AMITYVILLE 2 : LE POSSEDE (1982)

Damiano Damiani réalise une prequel terrifiante du classique de Stuart Rosenberg qui s'avère beaucoup plus effrayant que son modèle

AMITYVILLE 2 : THE POSSESSION

1982 – USA / MEXIQUE

Réalisé par Damiano Damiani

Avec James Olson, Burt Young, Rutanya Alda, Jack Magner, Andrew Prine, Diane Franklin, Moses Gunn

THEMA FANTÔMES I DIABLES ET DEMONS I SAGA AMITYVILLE

Trois ans après Amityville la maison du diable, succès public mou du genou réalisé par un Stuart Rosenberg peu inspiré, l’appel du profit pousse le nabab fou Dino de Laurentiis à produire une suite, en fait une préquelle à la triste histoire (vraie) des Lutz. Le massacre au fusil de chasse de sa propre famille par le jeune Ronald de Feo (brièvement résumé dans le prologue du premier opus), sera ici le corps du film. Damiano Damiani, artisan italien chevronné habitué du western et du polar, se lance dans son premier film fantastique, décidé à respecter humblement les codes du genre, mais aussi à briser tous les tabous possibles. Là où Rosenberg posait une belle atmosphère mais peinait à injecter du rythme et des péripéties à son histoire, sclérosé dans un classicisme soporifique, Damiani fait le choix payant d’une approche frontale de la peur et d’un onirisme bienvenu. Sa mise en scène est le point fort du film : personnalisant le démon venu posséder le fils aîné de la maison au moyen d’une utilisation classieuse de la Steadycam, ample et subjective, elle rappelle le Carpenter de La Nuit des masques ou le Sam Raimi d’Evil Dead. Les mouvements frénétiques de la caméra virevoltant autour des personnages créent une terreur palpable, optimisée par des éclairages baroques à la Mario Bava, de solides effets spéciaux et une partition anxiogène de Lalo Schifrin (qui pioche dans le score original). Car oui, le film fait peur, comme rarement.

Cette réussite est due également au soin apporté à l’écriture des personnages : le script de Tommy Lee Wallace (Ça, Halloween 3) met à mal la sacro-sainte famille américaine, n’hésitant pas à aborder sans ambages l’inceste entre frère et sœur, le viol conjugal ou l’infanticide. Impossible d’imaginer de telles thématiques à l’écran aujourd’hui… En cela Amityville 2 évoque l’ambition désinhibée et le caractère désespéré de Simetierre. L’interprétation est au diapason, de Burt Young livrant une version extrémiste de son Paulie de Rocky au marquant Jack Magner, meurtrier malgré lui suscitant autant la pitié que la terreur. L’intelligence du film est de ne jamais vraiment juger cette famille dysfonctionnelle et malsaine, nous la présentant même sous un jour touchant lors de la séquence de l’anniversaire.

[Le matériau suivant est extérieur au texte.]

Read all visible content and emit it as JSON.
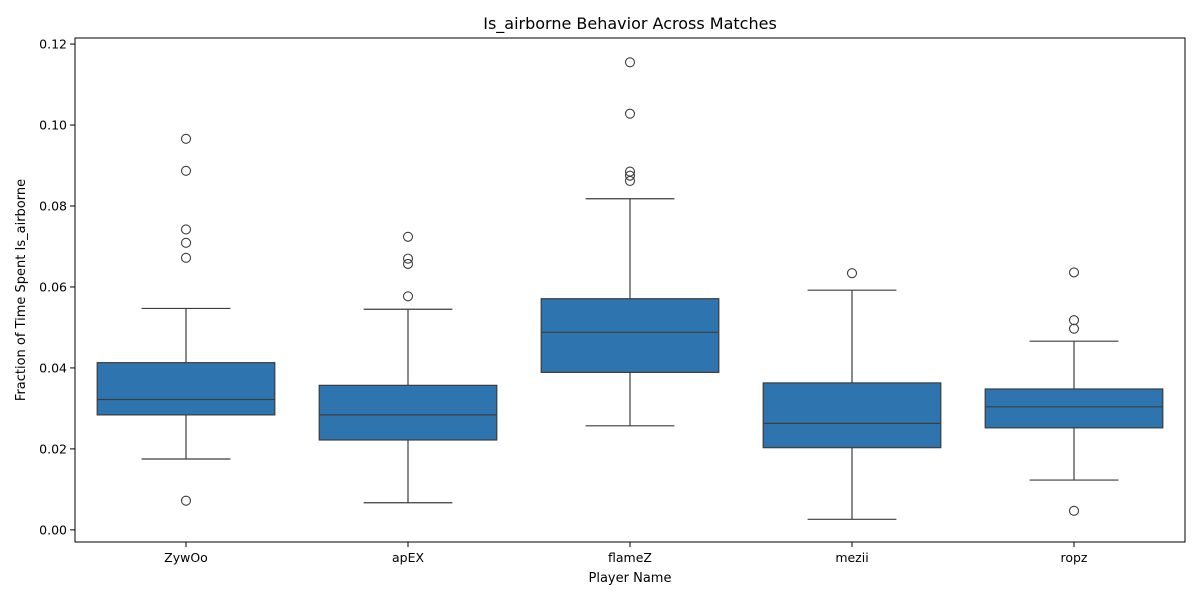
{
  "chart_data": {
    "type": "box",
    "title": "Is_airborne Behavior Across Matches",
    "xlabel": "Player Name",
    "ylabel": "Fraction of Time Spent Is_airborne",
    "ylim": [
      -0.003,
      0.1215
    ],
    "yticks": [
      "0.00",
      "0.02",
      "0.04",
      "0.06",
      "0.08",
      "0.10",
      "0.12"
    ],
    "grid": false,
    "box_color": "#2e75b0",
    "categories": [
      "ZywOo",
      "apEX",
      "flameZ",
      "mezii",
      "ropz"
    ],
    "boxes": [
      {
        "name": "ZywOo",
        "whisker_low": 0.0175,
        "q1": 0.0284,
        "median": 0.0322,
        "q3": 0.0413,
        "whisker_high": 0.0547,
        "outliers": [
          0.0072,
          0.0672,
          0.0709,
          0.0742,
          0.0887,
          0.0966
        ]
      },
      {
        "name": "apEX",
        "whisker_low": 0.0067,
        "q1": 0.0222,
        "median": 0.0284,
        "q3": 0.0357,
        "whisker_high": 0.0545,
        "outliers": [
          0.0577,
          0.0657,
          0.067,
          0.0724
        ]
      },
      {
        "name": "flameZ",
        "whisker_low": 0.0257,
        "q1": 0.0389,
        "median": 0.0488,
        "q3": 0.0571,
        "whisker_high": 0.0818,
        "outliers": [
          0.0862,
          0.0875,
          0.0885,
          0.1028,
          0.1155
        ]
      },
      {
        "name": "mezii",
        "whisker_low": 0.0026,
        "q1": 0.0203,
        "median": 0.0263,
        "q3": 0.0363,
        "whisker_high": 0.0592,
        "outliers": [
          0.0634
        ]
      },
      {
        "name": "ropz",
        "whisker_low": 0.0123,
        "q1": 0.0252,
        "median": 0.0304,
        "q3": 0.0348,
        "whisker_high": 0.0466,
        "outliers": [
          0.0047,
          0.0497,
          0.0518,
          0.0636
        ]
      }
    ]
  }
}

Sous l'influence de L'Exorciste

Contre toute attente, la tuerie attendue survient bien avant la fin (traumatisante à souhait), et l’œuvre s’en va soudain braconner sur les terres de L’Exorciste, le citant même directement au détour de quelques plans. Cette dernière partie pourrait faiblir, gâchée par l’impression d’être en terrain connu, mais le savoir-faire et les idées du réalisateur font merveille et parviennent même à rendre le personnage de Sonny plus effrayant que celui de la mythique Regan (rejoignant le meilleur ersatz du film de Friedkin, L’Antéchrist d’Alberto de Martino). Pour son premier (et unique) essai dans le fantastique, Damiano Damiani ne signe rien de moins qu’un des fleurons du genre. Il cèdera malheureusement la place à un Richard Fleischer vieillissant pour l’inéluctable et raté Amityville 3.